Jayanthi Kumaresh & Aruna Sairam | Simhendramadhyamam
3m 58s
Recorded for Darbar Festival 2016 on 17th September, at London’s Southbank Centre
Musicians:
- Jayanthi Kumaresh (saraswati veena)
- Aruna Sairam (vocal)
- Jyotsna Srikanth (violin)
- Nevyelli Venkatesh (mridangam)
- Ghatam Karthick (ghatam)
- Kiruthika Nadarajah (tanpura)
- Mithila Sarma (tanpura)
Jayanthi Kumaresh slides and bends around Simhendramadhyamam, a regally mournful Carnatic raga, using the full range of her saraswati veena’s fretboard.
Learn more about the music:
Jayanthi Kumaresh’s saraswati veena is an ancient instrument, named after the Hindu goddess of arts and learning. But her gently electrified version produces a strikingly guitaristic tone, igniting Carnatic classical melodies with sweeping bends. She started playing aged three, and learned under her mother Lalgudi Rajalakshmi, before leaving home aged 13 to study with her aunt Padmavathy Ananthagopalan.
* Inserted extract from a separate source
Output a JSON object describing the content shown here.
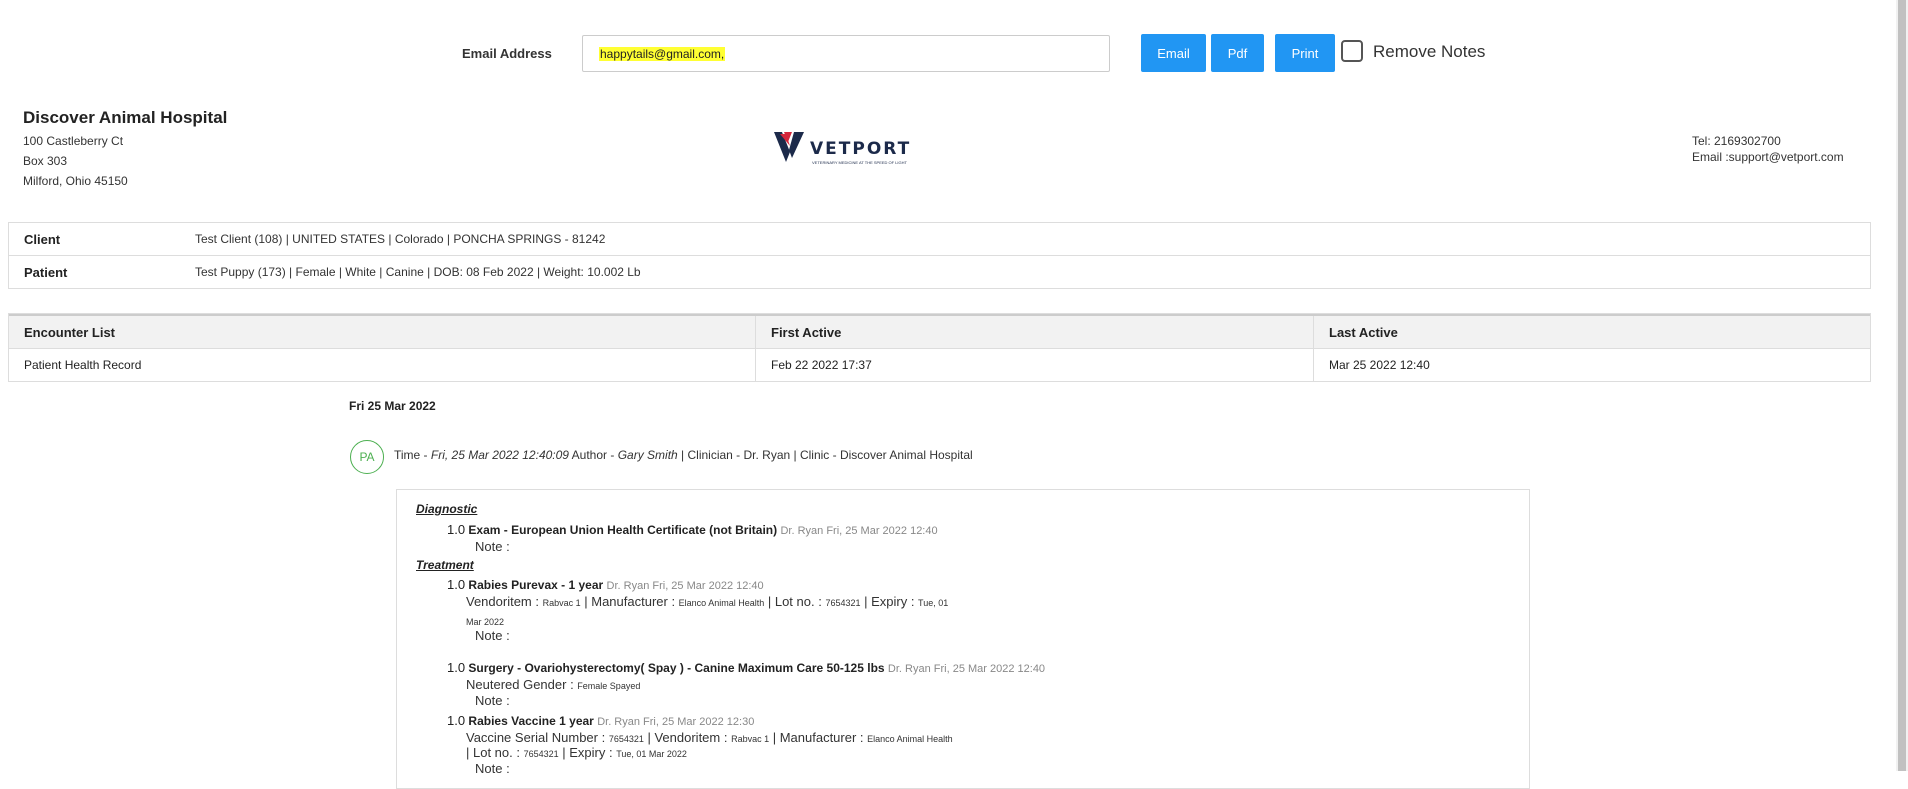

She also received instruction from her great-uncle, violinist Lalgudi Jayaraman, and noted veenai S Balachander.
A few years later she became one of the youngest artists to receive an All India Radio ‘A’ grading, earned a doctorate in veena history, and founded the Indian National Orchestra, uniting musicians from India’s classical traditions in a large ensemble. On recent recordings she has experimented with recording seven layers of veena on top of each other, and continues to write for dance and film.
Simhendramadhyamam is a distinctive Carnatic ragam. Its form of SR₂G₂M₂PD₁N₃S is akin to the Western Hungarian Minor scale, and a scale commonly used by gypsy and flamenco musicians in Spain. This intriguing shape is full of symmetry and near-perfectly balanced, meaning that if its pitches across the octave are represented as points in a circle, then their average position (or ‘centre of mass’) is the very centre of the circle. It brings a devotional mood, perhaps mournful and often passionate, capable of powerful cross-cultural communication.